Sunday, September 25, 2011

R.E.M.: A BRIEF STORY ABOUT BEING AND NOT BEING A FAN

Taking a break from grading for a moment--why do I always leave myself with the majority of papers to finish grading the day before I've said I'd give them back?--I thought I'd offer this short comment on R.E.M.'s breakup. I was at one point, from grade six through grade nine, a more intense fan of R.E.M. than of any other cultural force/object. I still have a poster of Michael Stipe in my bedroom back home. The "Daysleeper" single was the first CD I ever bought--I still think the version of "Sad Professor" on there trumps the version on Up.* Obviously, given the past tense above, I am no longer such a fan. I can trace the decline in my fanhood to two things, basically.

1. The internet: we got the internet at my house in grade eight. While this was initially a boon to my obsession--I could find out more information about the band, albeit on a painfully slow dial-up connection--it also made it possible for me to find out about all sorts of new and exciting music (although again, thanks to said dial-up connection, I could often only read about this music, not hear it). In grade nine, I had Napster, and I started listening to all sorts of stuff that made R.E.M. seem kind of tame and pedestrian.

2.  Reveal: I've often found that discovering a band in the midst of the down time between albums can be trying--especially if it's a long wait until the next album. If it's an established band, by the time I've gone through the back catalogue, I have pretty set opinions about the band's sound. The new album can often be something of a let down, and this was especially devastating when I was young and had an astonishing amount of libidinal energy invested in bands. R.E.M. is the prototypical example. As Up was the second album I bought on CD (after Weezer's Blue Album, which, shockingly, was cheaper than the "Daysleeper" single), and as I considered it my favourite album and R.E.M.'s best, I was stunned to discover that I didn't particularly like Reveal. In the wake of some of the music I'd started listening to thanks to the internet (especially sites like Pitchfork and Allmusic), Reveal was boring. Its electronics were nowhere near as exciting as Kid A's, for example (say what you will about that album, but it was genuinely revolutionary for a kid in the suburbs whose only experience of electronic music was "Firestarter," Fatboy Slim's You've Come A Long Way, Baby, and the Chemical Brothers' Dig Your Own Hole).

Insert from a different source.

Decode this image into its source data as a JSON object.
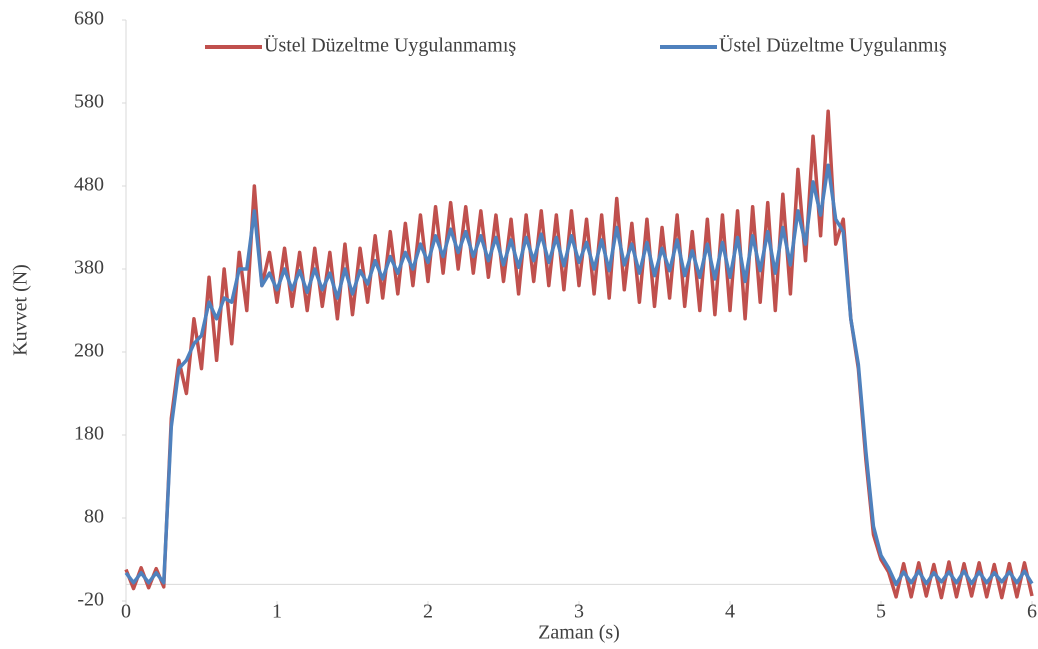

It's been years since I've actually paid attention to R.E.M.--basically since the release of Reveal--and even the kind of "return to form" reviews that surrounded Accelerate and Collapse Into Now couldn't lure me back into the fold. For one thing, R.E.M.'s form, in my eyes, was shaped by the manner in which I experienced them. Reckoning and New Adventures in Hi-Fi, Murmur and Monster, everything they'd done existed simultaneously for me. No single album they released could possibly recapture my sense of their sound and scope.

I'm not horrifically upset by the band's breakup. I'm not even really upset. I am a little wistful, though, as I sit here and think back to the hours I spent flipping through the CD booklets and listening to the music, trying to piece together what the songs were about. The early albums especially, Murmur through Fables of the Reconstruction, were as culturally alien to me as anything I'd ever heard--I knew nothing of the lore of the South, and I shared no cultural common ground with what Stipe mumbled about. I have no grand conclusion to draw from R.E.M.'s breakup, but it has given me a chance to go back and re-listen to some fantastic music. So, here are some of my favourites.

"Leave"

"Country Feedback"

"You"


*Another source for my fascination with representations of academics? Perhaps. I didn't think of that until right this minute.